I went deeper. It's wild how many solid writing practices can register as AI-written. I'm not unpacking all of it here — if you're curious, go ask ChatGPT, DuckDuckGo, and Google.
AI seems inevitable. Especially when you work in the digital space and need to keep content creation moving forward.
So here’s my stance on AI. And how I plan to use it for writing.
Stance
AI’s useful because I’m human. I stall. I overthink. I rewrite the same paragraph six times. It helps me get unstuck, clean things up, catch grammar issues, and keep my voice while I do it. Co-writing is fine. Letting AI invent facts isn’t.
I find AI a bit heavy-handed — exhausting and exasperating in its editing. To be fair, the more it learns the voice, the better it gets… and the less exhausting the whole process feels.
Research is where I get wary. Using AI as the only tool — letting it play “subject matter expert” — is a hard no. Source info can be wrong, and relying on it creates a circular, inaccurate loop. Bad info in, bad info out. Confidence doesn't make it true.
Use
- Generate faster drafts — yes
- Revisions and rewriting — sometimes
- Improve consistency — yes
- Research — 50/50 (and only with additional verification)

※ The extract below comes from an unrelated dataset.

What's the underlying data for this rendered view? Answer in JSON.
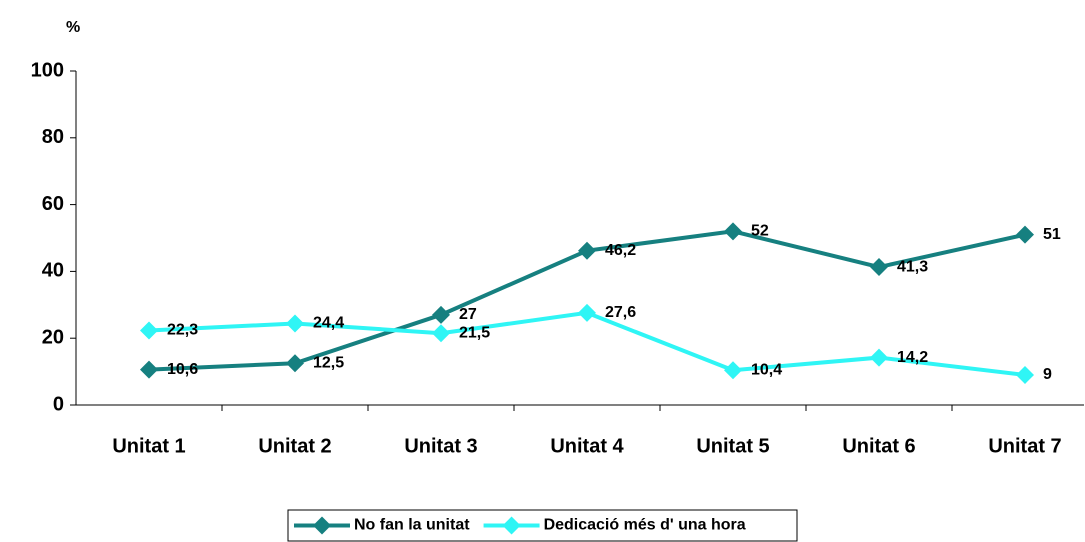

- Idea collaboration — yes
- Grammar checker — yes
- Editor — yes
- “Write an article on a topic and I’ll just post it” — nope
AI is here to stay — at least for the foreseeable future. Using it to stay effective, efficient, and competitive makes sense. But keeping the human voice and thought process is the point. That’s where the authenticity lives.
A human has to be involved. To choose what matters. To shape the story. To create connection.